RE: New work on fonts at W3C


>-----Original Message-----
>From: simetrical@gmail.com [mailto:simetrical@gmail.com] On Behalf Of
>Aryeh Gregor

>Services like Typekit attempt to make OTF/TTF "safe" enough for
>foundries to accept without browser-side changes, by means of
>client-side scripting and possibly other things (sneaky hacks in the
>font files? clever server-side scripts?).  Likewise, techniques such
>as John Daggett outlined could provide most of the "safety" that font
>foundries want in the near future without explicit browser support.
>Do you feel confident that these efforts will fail, or that they'd be
>significantly technically inferior to what a new font format could do?
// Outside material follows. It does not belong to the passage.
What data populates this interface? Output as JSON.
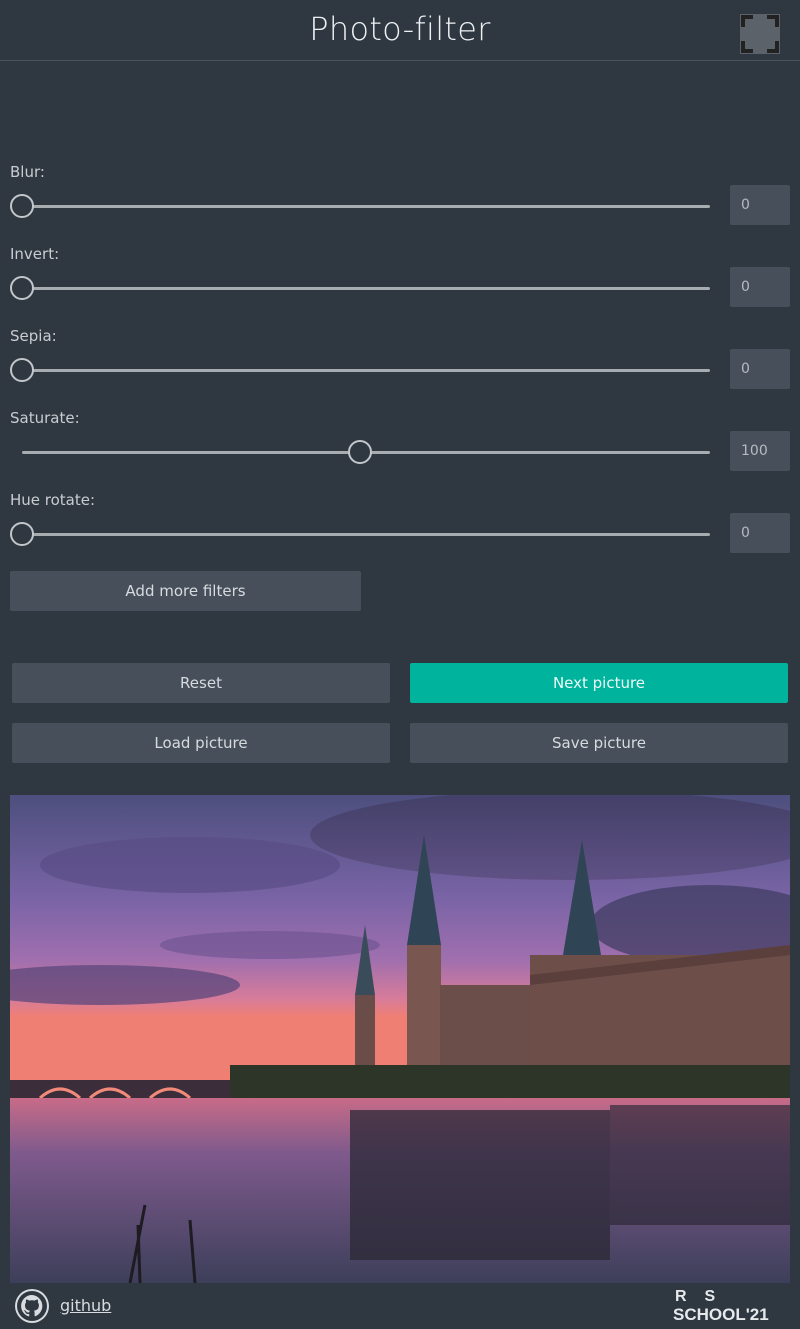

I have not been able to use Typekit to evaluate their solution, nor do I know which foundries participate, how, what the Typekit EULA will require etc. All insights welcome. But I can note that the solution does require extra code to run within your application - i.e. the browser bits are unaffected but your own application acquires a runtime dependency - code that will likely be specific to Typekit and the constraints of its EULA. Should such hosted services be successful, I can imagine a large site licensing fonts from two or more of them, each requiring its own licensing enforcement code. Would that really better than one single, simple, standard encoding a plurality of font vendors are comfortable with, enabling users to decide whether 'hosted' or 'direct' licensing best fit their needs ? In other words, are you comfortable with the success of such services - or that of a single one - as a long-term solution to this issue ? Is the ability to reference raw font files so technically important that you would be willing to restrict commercial font use on the web to proprietary hosted solutions ? 

Regardless of the answer I'm not sure I understand why (or how) I'd have to be confident in font hosting's failure in order to support a standard solution that would be orthogonal to this specific business model; Typekit may very well use such a font encoding if it were available and still grow its business. As you note, it may even be part of their solution ! That Typekit can exist today should not preclude options that can expand user choice both in terms of fonts available for web use and licensing options.
 
As for the suitability of John's solution, I must take a much closer look at it; but I certainly welcome any constructive proposal.
 
Lastly, fwiw, I don't think Ascender's proposal constitutes a 'new font format'. Stating, even implicitly, that font vendors demand a new font format vastly exaggerates the scope of the proposed solutions to date and is, imo, misleading. It would be more accurate to state that font vendors prefer licensed TTFs and OTFs to be encoded for web use and that this encoding shall be as simple as possible; John's proposal would clearly be the simplest such encoding option to date.